Já adolescente, passando para a quinta série passei a não precisar mais de uniforme para ir à escola. Deve ter sido minha irmã mais velha quem nos apresentou, depois de alguma paquera de longe, nos jardins. De repente me vi vestindo uma calça bag super clara, como em um sonho, com um “emezinho” rosa em um fundo quadrado preto, costurado no canto inferior direito de meu bolso traseiro. Ai, ai, eu suspirava… Como era lindo aquele ‘M’. Como eu amava passear com ele… como eu cuidava bem dele… ai, ai…

E como eu me sentia adulta e cool com aquele jeans, tão simples assim, tão de repente, tão sem querer e tão sem premeditar. Era algo muito avant garde, para alguém tão teen como eu.

Eu tinha também uma camisa cinza que o bordadinho da etiqueta ficava lá em baixo na ponta. Que dúvida cruel. Colocar a camisa pra dentro da calça e me privar de olhares cúmplices?

Como é divertido e ao mesmo tempo difícil admitir tudo isso.

De lá pra cá foram inúmeras histórias de amor que estão em minha memória, mas nunca me esquecerei desse meu primeiro encontro. E até hoje bisbilhoto por onde ele anda, mas sem chegar muito perto. Essa foi a minha primeira história de amor com uma… marca!

A SEGUNDA

Já que eu falei da primeira, não poderia deixar de falar da segunda, que foi muito especial.

Minha segunda paixão foi fulminante e com um raio amarelo, também com fundo preto. Meu coração palpitava. Nossa, como era bom fazer aniversário, me afundar naqueles cabides e ficar horas entre o provador e o desfile pros meus pais. Êxtase total. Parênteses: Gente, eu saía de “conjuntinho”, prestou atenção? O amor tem dessas coisas. A gente fica cego, passa ridículo e nem percebe. Só quando vê as fotos depois e se pergunta como assim?!

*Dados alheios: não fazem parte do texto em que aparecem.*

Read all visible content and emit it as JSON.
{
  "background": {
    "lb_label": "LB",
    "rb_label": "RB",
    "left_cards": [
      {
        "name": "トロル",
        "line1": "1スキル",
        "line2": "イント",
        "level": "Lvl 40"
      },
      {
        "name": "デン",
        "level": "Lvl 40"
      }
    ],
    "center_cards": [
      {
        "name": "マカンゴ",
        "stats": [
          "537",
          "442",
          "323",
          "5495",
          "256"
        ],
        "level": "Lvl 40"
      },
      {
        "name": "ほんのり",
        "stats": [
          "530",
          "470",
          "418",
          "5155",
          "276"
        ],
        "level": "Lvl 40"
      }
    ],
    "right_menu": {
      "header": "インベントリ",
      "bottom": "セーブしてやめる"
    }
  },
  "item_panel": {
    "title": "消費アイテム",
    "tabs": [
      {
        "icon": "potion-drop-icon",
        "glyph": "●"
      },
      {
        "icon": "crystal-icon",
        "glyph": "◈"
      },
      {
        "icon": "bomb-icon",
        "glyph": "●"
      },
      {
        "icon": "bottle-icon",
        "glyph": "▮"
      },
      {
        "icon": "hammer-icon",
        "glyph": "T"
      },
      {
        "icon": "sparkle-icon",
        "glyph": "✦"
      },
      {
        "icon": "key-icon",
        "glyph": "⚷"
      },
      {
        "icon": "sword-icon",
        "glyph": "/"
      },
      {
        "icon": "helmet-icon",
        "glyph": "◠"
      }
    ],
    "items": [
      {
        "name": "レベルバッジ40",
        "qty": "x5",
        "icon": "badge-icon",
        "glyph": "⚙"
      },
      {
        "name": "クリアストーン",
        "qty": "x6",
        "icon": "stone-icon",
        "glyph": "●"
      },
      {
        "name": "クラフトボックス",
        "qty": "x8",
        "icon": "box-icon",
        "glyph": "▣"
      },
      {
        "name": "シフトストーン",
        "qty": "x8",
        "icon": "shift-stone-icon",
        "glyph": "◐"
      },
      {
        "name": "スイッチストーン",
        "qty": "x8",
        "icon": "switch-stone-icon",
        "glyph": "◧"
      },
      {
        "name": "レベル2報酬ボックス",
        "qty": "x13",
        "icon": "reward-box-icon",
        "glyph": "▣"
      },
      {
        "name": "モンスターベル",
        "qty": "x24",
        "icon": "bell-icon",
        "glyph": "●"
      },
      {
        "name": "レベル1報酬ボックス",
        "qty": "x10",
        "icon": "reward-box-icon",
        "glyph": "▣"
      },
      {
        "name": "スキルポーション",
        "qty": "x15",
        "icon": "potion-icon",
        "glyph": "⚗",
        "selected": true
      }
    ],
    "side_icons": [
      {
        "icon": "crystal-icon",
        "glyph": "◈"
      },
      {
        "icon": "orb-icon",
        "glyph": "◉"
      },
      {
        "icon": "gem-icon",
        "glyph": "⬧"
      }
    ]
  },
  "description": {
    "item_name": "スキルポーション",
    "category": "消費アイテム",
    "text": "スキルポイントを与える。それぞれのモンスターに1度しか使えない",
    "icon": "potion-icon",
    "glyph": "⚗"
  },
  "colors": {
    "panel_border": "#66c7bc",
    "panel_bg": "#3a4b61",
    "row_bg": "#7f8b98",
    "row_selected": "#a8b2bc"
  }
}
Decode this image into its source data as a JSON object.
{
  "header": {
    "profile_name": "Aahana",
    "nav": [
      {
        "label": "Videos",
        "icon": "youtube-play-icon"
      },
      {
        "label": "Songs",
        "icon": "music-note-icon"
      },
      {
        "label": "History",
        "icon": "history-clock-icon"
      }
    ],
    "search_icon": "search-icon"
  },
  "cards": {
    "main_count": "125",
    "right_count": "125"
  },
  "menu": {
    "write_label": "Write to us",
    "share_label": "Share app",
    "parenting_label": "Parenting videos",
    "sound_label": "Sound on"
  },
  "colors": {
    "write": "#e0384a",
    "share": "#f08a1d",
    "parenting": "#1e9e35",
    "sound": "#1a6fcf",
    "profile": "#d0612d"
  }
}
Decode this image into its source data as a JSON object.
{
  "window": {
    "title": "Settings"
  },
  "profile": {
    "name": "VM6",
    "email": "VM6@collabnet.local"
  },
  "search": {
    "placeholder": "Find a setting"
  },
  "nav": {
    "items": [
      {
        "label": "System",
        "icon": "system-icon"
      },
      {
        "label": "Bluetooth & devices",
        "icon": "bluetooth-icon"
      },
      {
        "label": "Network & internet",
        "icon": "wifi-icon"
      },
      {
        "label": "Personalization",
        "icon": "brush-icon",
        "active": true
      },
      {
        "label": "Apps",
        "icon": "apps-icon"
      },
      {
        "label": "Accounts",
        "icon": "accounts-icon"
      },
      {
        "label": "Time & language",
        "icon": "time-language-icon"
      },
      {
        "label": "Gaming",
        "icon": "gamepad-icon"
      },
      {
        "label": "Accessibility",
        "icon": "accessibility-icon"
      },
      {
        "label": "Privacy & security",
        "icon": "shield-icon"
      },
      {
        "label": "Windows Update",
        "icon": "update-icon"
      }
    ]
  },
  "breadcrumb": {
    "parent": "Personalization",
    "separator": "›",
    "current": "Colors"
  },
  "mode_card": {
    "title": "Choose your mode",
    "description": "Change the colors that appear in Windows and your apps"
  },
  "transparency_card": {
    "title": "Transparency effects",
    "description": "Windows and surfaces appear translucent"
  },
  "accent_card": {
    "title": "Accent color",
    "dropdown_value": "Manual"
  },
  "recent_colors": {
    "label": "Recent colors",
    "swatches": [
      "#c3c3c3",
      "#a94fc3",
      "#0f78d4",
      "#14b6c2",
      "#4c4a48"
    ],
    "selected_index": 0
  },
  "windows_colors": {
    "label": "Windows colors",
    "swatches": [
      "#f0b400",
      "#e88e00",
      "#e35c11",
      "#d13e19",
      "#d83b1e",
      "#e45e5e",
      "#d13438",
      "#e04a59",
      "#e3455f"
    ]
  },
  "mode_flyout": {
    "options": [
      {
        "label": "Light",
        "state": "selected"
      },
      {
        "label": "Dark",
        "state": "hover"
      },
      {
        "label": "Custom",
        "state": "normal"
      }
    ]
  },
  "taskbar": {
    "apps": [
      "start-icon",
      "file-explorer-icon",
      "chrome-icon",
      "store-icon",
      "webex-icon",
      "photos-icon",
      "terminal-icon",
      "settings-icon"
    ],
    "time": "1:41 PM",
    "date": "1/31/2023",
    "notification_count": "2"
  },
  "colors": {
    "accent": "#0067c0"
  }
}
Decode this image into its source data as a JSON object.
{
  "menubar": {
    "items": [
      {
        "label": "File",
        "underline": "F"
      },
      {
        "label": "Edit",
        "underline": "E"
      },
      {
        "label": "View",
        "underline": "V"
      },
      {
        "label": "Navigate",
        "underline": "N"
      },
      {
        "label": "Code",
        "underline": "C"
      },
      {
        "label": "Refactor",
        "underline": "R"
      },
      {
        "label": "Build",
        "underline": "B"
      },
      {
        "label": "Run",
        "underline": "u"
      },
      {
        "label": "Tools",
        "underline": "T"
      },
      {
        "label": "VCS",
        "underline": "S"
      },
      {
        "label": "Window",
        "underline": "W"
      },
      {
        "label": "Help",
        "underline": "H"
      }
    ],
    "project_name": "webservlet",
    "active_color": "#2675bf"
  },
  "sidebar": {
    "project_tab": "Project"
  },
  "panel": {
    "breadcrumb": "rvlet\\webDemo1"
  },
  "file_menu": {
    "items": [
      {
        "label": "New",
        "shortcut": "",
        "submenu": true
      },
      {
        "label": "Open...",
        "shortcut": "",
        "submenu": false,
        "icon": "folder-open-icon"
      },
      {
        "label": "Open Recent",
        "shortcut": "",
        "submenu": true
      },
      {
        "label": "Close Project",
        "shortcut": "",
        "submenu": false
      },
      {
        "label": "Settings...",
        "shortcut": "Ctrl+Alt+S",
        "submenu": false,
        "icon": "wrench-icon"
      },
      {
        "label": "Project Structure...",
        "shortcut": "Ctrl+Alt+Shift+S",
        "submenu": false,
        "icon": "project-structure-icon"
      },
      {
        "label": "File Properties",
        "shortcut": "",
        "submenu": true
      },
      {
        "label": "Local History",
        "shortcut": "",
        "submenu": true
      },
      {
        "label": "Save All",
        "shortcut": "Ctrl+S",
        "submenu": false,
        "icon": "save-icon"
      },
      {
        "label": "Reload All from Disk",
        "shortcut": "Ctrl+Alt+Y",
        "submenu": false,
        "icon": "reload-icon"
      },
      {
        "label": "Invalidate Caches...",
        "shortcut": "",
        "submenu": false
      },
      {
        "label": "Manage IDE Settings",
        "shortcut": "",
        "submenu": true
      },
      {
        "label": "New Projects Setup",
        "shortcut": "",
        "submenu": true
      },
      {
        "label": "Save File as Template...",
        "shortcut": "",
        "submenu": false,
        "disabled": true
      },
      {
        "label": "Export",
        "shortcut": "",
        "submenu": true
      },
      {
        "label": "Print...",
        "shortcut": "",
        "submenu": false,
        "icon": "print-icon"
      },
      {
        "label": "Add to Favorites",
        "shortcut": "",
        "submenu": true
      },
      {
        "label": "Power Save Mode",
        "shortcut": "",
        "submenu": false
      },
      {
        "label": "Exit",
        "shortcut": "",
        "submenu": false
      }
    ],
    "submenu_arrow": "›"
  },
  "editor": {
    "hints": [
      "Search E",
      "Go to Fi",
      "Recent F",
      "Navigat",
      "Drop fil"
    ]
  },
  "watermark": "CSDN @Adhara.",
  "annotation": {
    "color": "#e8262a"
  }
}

Paixão essa, talvez, a mais duradoura, e a mais dolorida de ver – ou não ver – onde está hoje.

A TRAIÇÃO

Houve também o tempo de ignorar, renegar, repudiar, criticar, esconder e desacumular. O livro NO LOGO, de Naomi Klein, jogou um balde de água fria, ou melhor dizendo, de lama na minha cara. Como eu pude ter sido tão igênua, fútil e burra? Como perdi tanto tempo da minha vida e como as marcas poderiam ser tão tão cruéis? Me senti traída, enganada e fiquei magoada profundamente, sensivel que sou. E por tempos olhei torto por qualquer bocó que fizesse propaganda gratuita para as marcas, vestindo-as.

O VERDADEIRO AMOR

Mas admito que, no fundo no fundo, sempre nutri uma paixão incondicional por todas as marcas que usei, as que nunca quis usar ou as que nunca pude usar. Amor bandido.

Sinto que muitos de meus antigos amores ficaram para trás, pararam no tempo. Outros morreram mesmo (algumas foi overdose, certeza!) e eu nem ficava sabendo do velório; simplesmente desapareciam.

O que aconteceu? Eram amores livres, despreparados, sem barreiras e com muito mix it up – trilharam histórias diferentes. Muitos eram inexperientes e também não estudaram; gostavam daquilo que faziam mas nunca se preocuparam em gerir formalmente; não fizeram suas estratégias de longo prazo, não souberam inovar e se (re)poscionar, ou se reinventar, apenas curtiram ao máximo sua juventude.

E de lá para cá, nessas inúmeras histórias de amor, foram promessas e mais promessas, cumpridas e descumpridas, acreditadas e desacreditadas, amores nacionais e transnacionais (anestesiava-me de tanto glamour), reprimidas, escondidas, exibidas, compartilhadas e contidas.

É por essas e outras que descobri minha vocação, e me alistei, independentemente de doutrinas, na Cruz Vermelha das marcas. Hoje estou mais para psicóloga que pra vítima, ajudando as marcas se fortalecerem no mercado de maneira sustentável, a partir de bases sólidas, com ética e respeito ao cliente.

E só pra (não) finalizar, alguns aninhos atrás tive de ouvir, do meu filho São Paulino e fã de lixo-food: Mamãe vamos comer no São Paulo? E pra explicar aquele logo?

E pra finalizar, me diz… antes de ler, você também achou que eu tinha endoidado??